Tuesday, 15 November 2016

Sussex Signposts

Have you ever gone to a place for the first time, and then, for inexplicable and unconnected reasons, kept being drawn back to it? Three years ago I had time on my hands before meeting a 'plane at Gatwick, and decided to try and find a church that I had espied the year before in the failing light somewhere in the Ouse Valley between Newhaven and Lewes in East Sussex. The first person I described the church to was looking after the National Trust counter that sits in Leonard Woolf's garage at Monks House in Rodmell, half way down on the opposite bank of the River Ouse where his wife Virginia loaded up the pockets of her coat with stones and walked into its waters. I described how the church sat to the left of the road, seemingly alone but towered over by a group of Scotch firs. He thought for some time until telling me he had absolutely no idea. Monks House gripped my imagination, as did the next village down the road, Southease. And then, returning up from Newhaven on the A26 I rounded a bend in the chalk hills and there it was. Beddingham. Complete with firs and backed by a round-topped section of the South Downs I now know to be Mount Caburn. Here it is in the photograph above and something that day happened very deep within me, something I still haven't fathomed out. But the signposts keep on rising up into my consciousness.

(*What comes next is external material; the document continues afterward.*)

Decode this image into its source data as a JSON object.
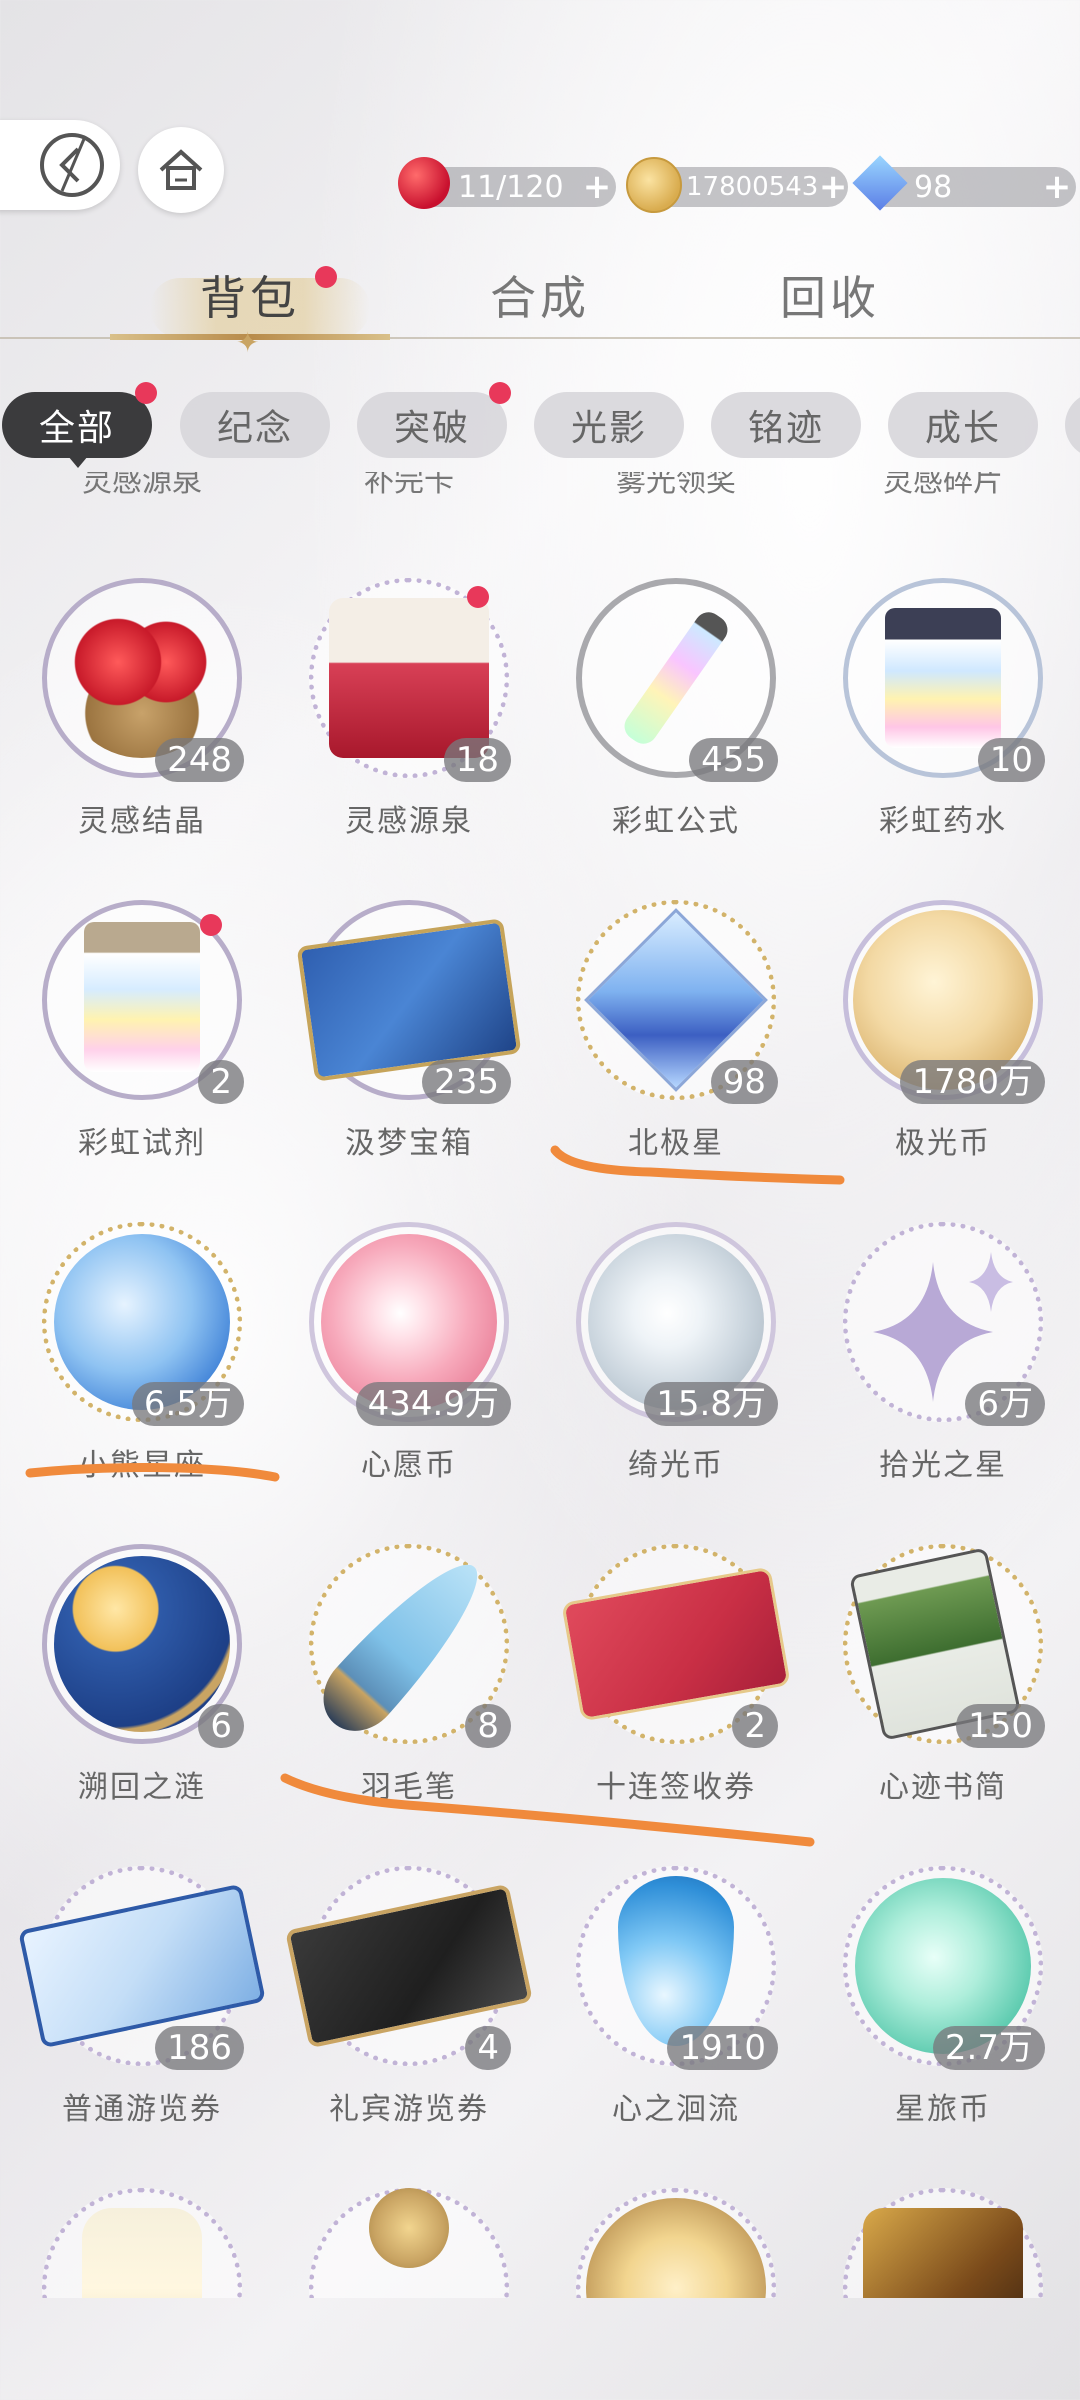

    At home I poured over the maps, noticing with pleasure that Southease was served by a little station from where a field path led via a bridge over the Ouse to the village, and looking in a Southern Railway timetable for 1947, as one does, I noticed that a train took just four minutes to get to Newhaven Harbour or six to Lewes. So of course I started to imagine myself here, four minutes to Eric Ravilious's harbour lighthouse, six minutes to Harvey's Brewery Shop in Lewes, a few minutes more to Brighton Rock.
    Not long afterwards I picked up Eleanor Farjeon's Book and read about Elsie Piddock's constant skipping taking place on, of course, Mount Caburn. That's it in the background of Ardizzone's lovely cover for the Puffin:
    The signposts continued, a map reference here, a paragraph in a book there. All now accidental, uncalled for but very pleasurably received. I started to see myself as an even more eccentric Other Man, the alter ego that dogged Edward Thomas on his travels throughout In Pursuit of Spring and who told him "There is no weathercock" at Kilve. Well there is at Southease, or at least a vane:
I saw myself walking across the Ouse floodplain to catch trains up to London, returning in the dusk and on the path home turning to see the carriage lights receding down to Newhaven.
    Other things then took up my time. Until a couple of weeks ago when I quickly scoured my bookshelves for something light but good to take down into Essex for three days. Ripple dissolve, as they say, to a school class room in 1959 on a Friday afternoon. We'd filled in our diaries for the week (like the passing of Buddy Holly) and settled down to hear the first chapter of a book read to us by Pop Widdowson. I was so entranced by The Family From One End Street by Eve Garnett that I ran excitedly home to tell my mum all about it. At the weekend she went out and bought me a copy of the Puffin book for myself and I devoured it over a couple of evenings; almost certainly the first time I had read a book from cover to cover. So of course the next Friday afternoon I sat there smugly whilst Pop read the next chapter as I grinned and nodded at my fellow pupils.
The light faded over Colchester and I found myself immersed in the adventures of the Ruggles family in Otwell-on-the-Ouse. Oh no. Wait a minute. But yes, as the pages unfolded after all those years, it became clear that Otwell was Lewes (almost), Seahaven was Newhaven and Brightwell, of course, Brighton. Further delving found that Eve Garnett was indeed from Lewes. I felt as though someone had come up behind me and pointed to another signpost. Naturally I have to return, but what will I find? My hopelessly erratic imagination puts forward all sorts of possibilities, some of which I'm sure you're making up for me now. But, I have to say, it's with a certain amount of trepidation. I must just make sure nobody quietly ladens my coat pockets with pebbles.